Relations briefly intensified after 2006. The two countries signed initial agreements on defence cooperation and the sharing of classified information. In 2007, the first quadrilateral dialogue was held at a working level, and Australia took part in the Malabar naval exercises. This was followed by a slight lull, but between 2009 and 2012, the two countries initiated a strategic partnership, bilateral trade talks and civilian nuclear negotiations. In 2013, A.K. Antony made the first visit by an Indian defence minister to Australia, and the next year Australia participated in India’s Milan naval exercises.
A third, and more robust, phase of bilateral security relations began in 2014. In the years since, agreements on security cooperation, civil nuclear cooperation, “white shipping” (commercial shipping) and mutual logistics support have been concluded. Military exercises were established, including the two navies’ AUSINDEX and the armies’ AUSTRAHIND. India participating in the Australian-hosted RED FLAG air force exercises for the first time. Specific dialogues were initiated on coast guard cooperation, defence research and development, maritime security, and supply-chain resilience. Trilateral dialogues involving the Japanese, Indonesian, and French governments also got off the ground.

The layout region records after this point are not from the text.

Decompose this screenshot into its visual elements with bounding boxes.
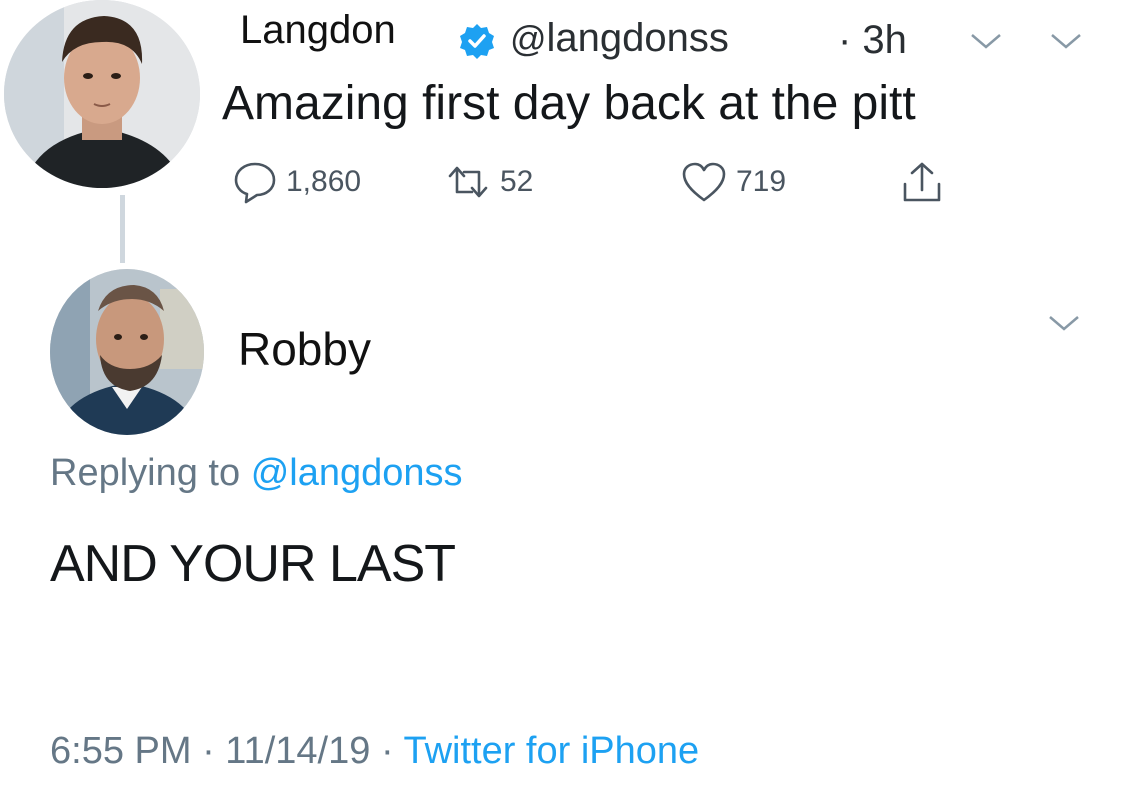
reply-text: AND YOUR LAST bbox=[50, 535, 456, 593]
reply-author-name[interactable]: Robby bbox=[238, 322, 371, 376]
retweet-action[interactable]: 52 bbox=[444, 160, 533, 204]
like-count: 719 bbox=[736, 165, 787, 198]
robby-avatar[interactable] bbox=[50, 269, 204, 435]
handle-name: langdonss bbox=[546, 16, 729, 60]
reply-meta: 6:55 PM · 11/14/19 · Twitter for iPhone bbox=[50, 730, 699, 773]
share-icon bbox=[903, 162, 941, 202]
tweet-text: Amazing first day back at the pitt bbox=[222, 77, 916, 130]
chevron-down-icon[interactable] bbox=[1046, 312, 1082, 334]
thread-line bbox=[120, 195, 125, 263]
reply-source-link[interactable]: Twitter for iPhone bbox=[403, 730, 699, 772]
chevron-down-icon[interactable] bbox=[1048, 30, 1084, 52]
verified-badge-icon bbox=[460, 24, 494, 59]
retweet-icon bbox=[448, 166, 488, 198]
share-action[interactable] bbox=[898, 160, 946, 206]
tweet-handle[interactable]: @langdonss bbox=[510, 16, 729, 61]
handle-at: @ bbox=[510, 18, 547, 59]
reply-icon bbox=[234, 162, 276, 204]
tweet-time[interactable]: · 3h bbox=[838, 18, 907, 63]
replying-handle-link[interactable]: @langdonss bbox=[251, 452, 463, 494]
like-action[interactable]: 719 bbox=[680, 160, 786, 204]
replying-prefix: Replying to bbox=[50, 452, 241, 494]
like-icon bbox=[682, 162, 726, 202]
reply-action[interactable]: 1,860 bbox=[232, 160, 361, 204]
chevron-down-icon[interactable] bbox=[968, 30, 1004, 52]
retweet-count: 52 bbox=[500, 165, 534, 198]
reply-count: 1,860 bbox=[286, 165, 362, 198]
langdon-avatar[interactable] bbox=[4, 0, 200, 188]
tweet-author-name[interactable]: Langdon bbox=[240, 8, 396, 53]
replying-to: Replying to @langdonss bbox=[50, 452, 463, 495]
reply-timestamp: 6:55 PM · 11/14/19 · bbox=[50, 730, 404, 772]
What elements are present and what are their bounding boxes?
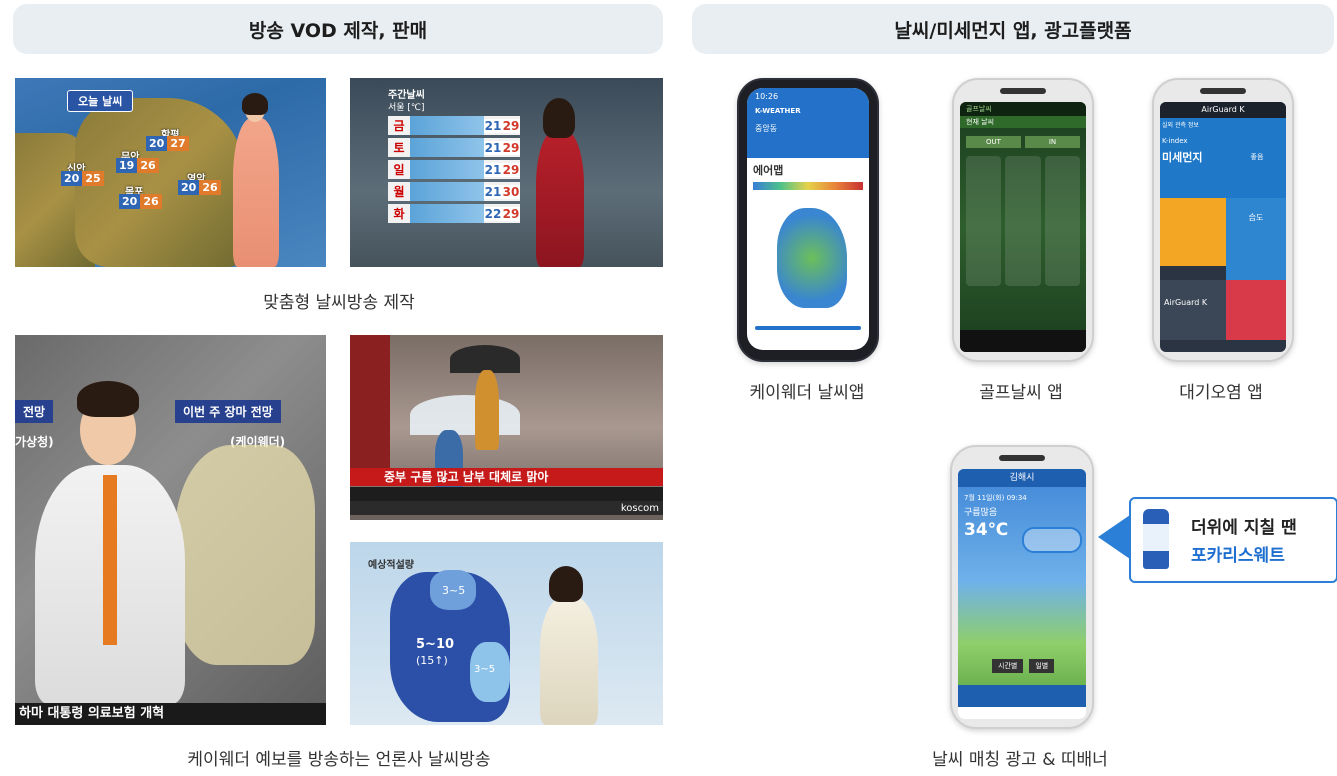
- tab-out[interactable]: OUT: [966, 136, 1021, 148]
- status-time: 10:26: [755, 92, 779, 101]
- ad-bubble[interactable]: 더위에 지칠 땐 포카리스웨트: [1129, 497, 1337, 583]
- forecast-label: 3~5: [474, 664, 496, 675]
- news-headline: 중부 구름 많고 남부 대체로 맑아: [350, 468, 663, 486]
- app-brand: 골프날씨: [960, 102, 1086, 116]
- ad-line2: 포카리스웨트: [1191, 546, 1285, 566]
- weekly-row: 금 21 29: [388, 116, 520, 135]
- weekly-row: 토 21 29: [388, 138, 520, 157]
- forecast-label: 3~5: [442, 584, 466, 597]
- drink-bottle-icon: [1143, 509, 1169, 569]
- presenter-figure: [536, 130, 584, 267]
- ad-line1: 더위에 지칠 땐: [1191, 518, 1297, 538]
- presenter-figure: [540, 597, 598, 725]
- weekly-row: 화 22 29: [388, 204, 520, 223]
- tab-current[interactable]: 현재 날씨: [960, 116, 1086, 128]
- today-weather-map-image: 오늘 날씨 신안 2025 무안 1926 함평 2027 목포 2026 영암…: [15, 78, 326, 267]
- daily-button[interactable]: 일별: [1029, 659, 1055, 673]
- weekly-title: 주간날씨: [388, 90, 425, 101]
- weekly-row: 일 21 29: [388, 160, 520, 179]
- kweather-phone-mockup: 10:26 K-WEATHER 중앙동 에어맵: [737, 78, 879, 362]
- weekly-row: 월 21 30: [388, 182, 520, 201]
- city-temps: 20 25: [61, 171, 104, 186]
- overlay-tag: 이번 주 장마 전망: [175, 400, 281, 423]
- tab-in[interactable]: IN: [1025, 136, 1080, 148]
- date-label: 7월 11일(화) 09:34: [964, 494, 1027, 502]
- info-label: 실외 관측 정보: [1162, 122, 1199, 129]
- ad-phone-mockup: 김해시 7월 11일(화) 09:34 구름많음 34℃ 시간별 일별: [950, 445, 1094, 729]
- caption-kweather-app: 케이웨더 날씨앱: [749, 383, 865, 403]
- ticker-brand: koscom: [620, 503, 659, 514]
- anchor-broadcast-image: 전망 가상청) 이번 주 장마 전망 (케이웨더) 하마 대통령 의료보험 개혁: [15, 335, 326, 725]
- presenter-figure: [233, 118, 279, 267]
- weekly-subtitle: 서울 [℃]: [388, 103, 425, 113]
- caption-custom-broadcast: 맞춤형 날씨방송 제작: [263, 293, 415, 313]
- humidity-label: 습도: [1226, 198, 1286, 280]
- forecast-title: 예상적설량: [368, 560, 414, 571]
- pm-label: 미세먼지: [1162, 151, 1203, 164]
- city-selector[interactable]: 김해시: [958, 469, 1086, 487]
- forecast-label: (15↑): [416, 654, 448, 667]
- right-section-header: 날씨/미세먼지 앱, 광고플랫폼: [692, 4, 1334, 54]
- weekly-weather-image: 주간날씨 서울 [℃] 금 21 29 토 21 29 일 21 29 월 21 30 화 22 2…: [350, 78, 663, 267]
- status-good: 좋음: [1228, 118, 1286, 198]
- forecast-label: 5~10: [416, 637, 455, 652]
- overlay-text: 가상청): [15, 435, 54, 449]
- caption-ad-banner: 날씨 매칭 광고 & 띠배너: [932, 750, 1108, 770]
- city-temps: 19 26: [116, 158, 159, 173]
- ad-pointer: [1098, 515, 1130, 559]
- forecast-map-image: 예상적설량 3~5 5~10 (15↑) 3~5: [350, 542, 663, 725]
- air-phone-mockup: AirGuard K 실외 관측 정보 K-index 미세먼지 좋음 습도 A…: [1152, 78, 1294, 362]
- app-brand: AirGuard K: [1160, 102, 1286, 118]
- left-section-header: 방송 VOD 제작, 판매: [13, 4, 663, 54]
- city-temps: 20 26: [178, 180, 221, 195]
- caption-air-app: 대기오염 앱: [1179, 383, 1263, 403]
- city-temps: 20 27: [146, 136, 189, 151]
- rain-news-image: 중부 구름 많고 남부 대체로 맑아 koscom: [350, 335, 663, 520]
- overlay-tag: 전망: [15, 400, 54, 423]
- caption-press-broadcast: 케이웨더 예보를 방송하는 언론사 날씨방송: [187, 750, 491, 770]
- condition-label: 구름많음: [964, 508, 998, 518]
- app-brand: K-WEATHER: [755, 107, 801, 115]
- info-label: K-index: [1162, 137, 1188, 145]
- app-brand: AirGuard K: [1160, 280, 1226, 340]
- city-temps: 20 26: [119, 194, 162, 209]
- card-title: 에어맵: [753, 164, 784, 177]
- news-ticker: 하마 대통령 의료보험 개혁: [15, 703, 326, 725]
- map-title: 오늘 날씨: [67, 90, 134, 112]
- caption-golf-app: 골프날씨 앱: [979, 383, 1063, 403]
- golf-phone-mockup: 골프날씨 현재 날씨 OUT IN: [952, 78, 1094, 362]
- region-label[interactable]: 중앙동: [755, 123, 861, 134]
- hourly-button[interactable]: 시간별: [992, 659, 1024, 673]
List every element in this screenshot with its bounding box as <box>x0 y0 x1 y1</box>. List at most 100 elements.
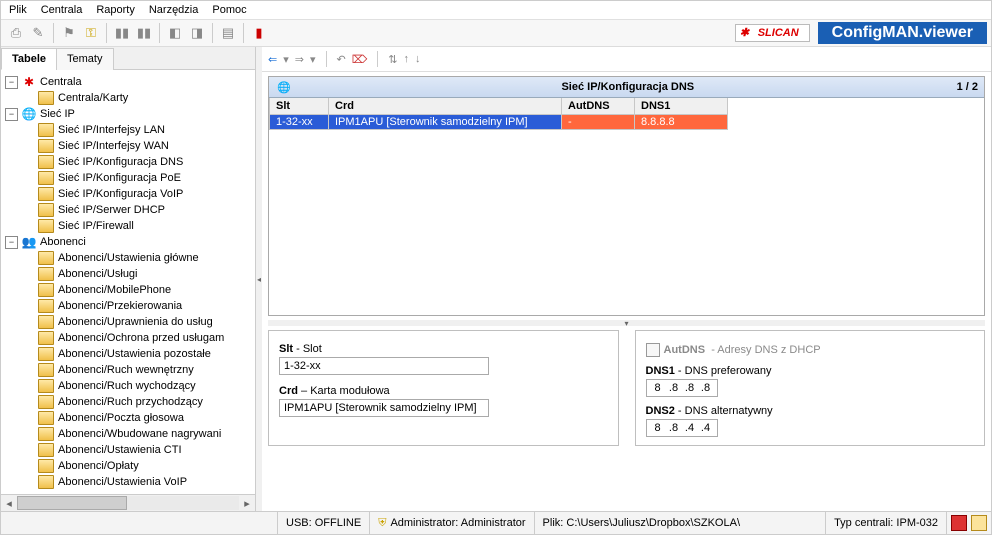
tree-item[interactable]: Sieć IP/Serwer DHCP <box>21 202 253 218</box>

The centrepieces of high-level strategic engagement, however, were the establishment of a “2+2” dialogue and the resumption of the quadrilateral dialogue in 2017. In 2019–20, both were upgraded to ministerial conversations. As a consequence, India and Australia today have a wide-ranging defence partnership, although each element remains in an early phase.
The relationship, however, confronts some challenges. The two countries naturally have different priorities and worldviews, based on their different histories, geographies and economies. They also have different capabilities, although these can at times be complementary. Their strategic and economic relationships also remain distinct, with Australia much more dependent on the US for its security and on China for its economy than India in either case.
These difficulties are not impossible to overcome. But now that a platform has been established for strategic relations between two large and capable democratic powers in the Indo-Pacific, the two countries have an opportunity to build on them further. One way is to prioritise their consultative mechanisms, amid their recent proliferation. The range of working-level, bilateral and trilateral dialogues will be difficult to sustain, given limited capacity and schedules. A second priority will involve improving interoperability. This might require, for example, concluding a secure communications agreement, as India has done with the US. Beyond that, further steps can be taken to solidify the strategic relationship, including in defence technology collaboration, economic and trade links, and social contacts.
Should India-Australia ties continue to develop at their recent pace, the relationship could yet evolve into one of the most important regional partnerships in the Indo-Pacific.